La Navidad es una época de gran acopio de energía espiritual. Aquí deseo hablaros de cómo podemos abrirnos para recibir prosperidad y bienestar. Ese gran depósito energético lo producimos nosotros. La mayoría vivimos un tiempo en que nos sentimos generosos. Y damos y regalamos. Hasta amamos al prójimo, además de nuestros seres queridos. Cualquier acción de dar voluntariamente liberará una energía que nos vendrá retornada. Si todos intentásemos dar en lugar de tanto acumular, las cosas podrían cambiar en el mundo. Hay que aprovechar ese fluir mágico que por unos días nos hermana y nos eleva en una especie de batería gigante llena de buenos deseos.

Para atraer la felicidad a nuestra vida hemos de dar pero también “aceptar” recibir.
Hay quien tiene tal bloqueo para recibir, que no sabe recibir un regalo. ¿Y si no aceptas bien un obsequio, de qué modo le haces saber al Universo que deseas recibir parte de su riqueza? Este es un fácil rito simbólico para fluir con esta energía, rechazar la escasez y abrirnos a la abundancia.

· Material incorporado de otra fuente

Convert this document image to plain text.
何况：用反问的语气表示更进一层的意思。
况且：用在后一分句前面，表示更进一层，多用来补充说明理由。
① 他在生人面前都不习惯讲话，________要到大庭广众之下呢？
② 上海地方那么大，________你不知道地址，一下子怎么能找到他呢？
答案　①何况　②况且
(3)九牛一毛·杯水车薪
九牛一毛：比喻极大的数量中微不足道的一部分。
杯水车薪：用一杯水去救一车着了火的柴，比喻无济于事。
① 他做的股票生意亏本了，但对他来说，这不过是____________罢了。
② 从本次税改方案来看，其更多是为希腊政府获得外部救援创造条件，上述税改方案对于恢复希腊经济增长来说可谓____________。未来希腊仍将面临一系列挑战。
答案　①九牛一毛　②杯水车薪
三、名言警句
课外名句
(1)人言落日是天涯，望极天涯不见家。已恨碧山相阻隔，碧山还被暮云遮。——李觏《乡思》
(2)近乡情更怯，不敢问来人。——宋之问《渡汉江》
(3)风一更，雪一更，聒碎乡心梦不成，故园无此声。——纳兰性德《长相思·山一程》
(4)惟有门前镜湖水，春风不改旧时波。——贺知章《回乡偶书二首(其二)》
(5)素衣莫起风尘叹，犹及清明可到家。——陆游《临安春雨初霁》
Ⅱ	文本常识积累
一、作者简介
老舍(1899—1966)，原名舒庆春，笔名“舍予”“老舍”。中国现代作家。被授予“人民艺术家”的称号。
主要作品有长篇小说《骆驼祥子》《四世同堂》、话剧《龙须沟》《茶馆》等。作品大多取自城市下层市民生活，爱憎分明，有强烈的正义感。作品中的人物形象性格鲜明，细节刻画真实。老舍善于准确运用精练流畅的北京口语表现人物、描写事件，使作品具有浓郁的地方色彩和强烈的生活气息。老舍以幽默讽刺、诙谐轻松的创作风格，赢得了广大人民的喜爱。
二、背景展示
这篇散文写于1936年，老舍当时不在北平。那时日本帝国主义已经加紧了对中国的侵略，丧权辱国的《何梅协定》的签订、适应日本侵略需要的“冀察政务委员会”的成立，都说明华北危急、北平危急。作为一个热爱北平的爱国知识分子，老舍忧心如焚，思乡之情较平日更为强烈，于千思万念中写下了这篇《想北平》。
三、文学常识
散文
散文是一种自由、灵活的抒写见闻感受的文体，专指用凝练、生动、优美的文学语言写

Encended una vela blanca. Incienso de mirra o sándalo. En una bolsita, que luego guardaréis en un lugar vuestro, juntáis canela, romero, albahaca y clavo. Solo necesitáis esto, porque lo importante es vuestro pensamiento. Tomaros un tiempo para hacerlo, conscientes de que vibráis con la naturaleza, sois parte de ella y os provee de todo. La acción del ritual solo es la forma de encauzar el pensamiento.

Seguirá la oración o invocación. La elegiréis vosotros según vuestras creencias, pero recordad pedir para todos, incluida la Tierra.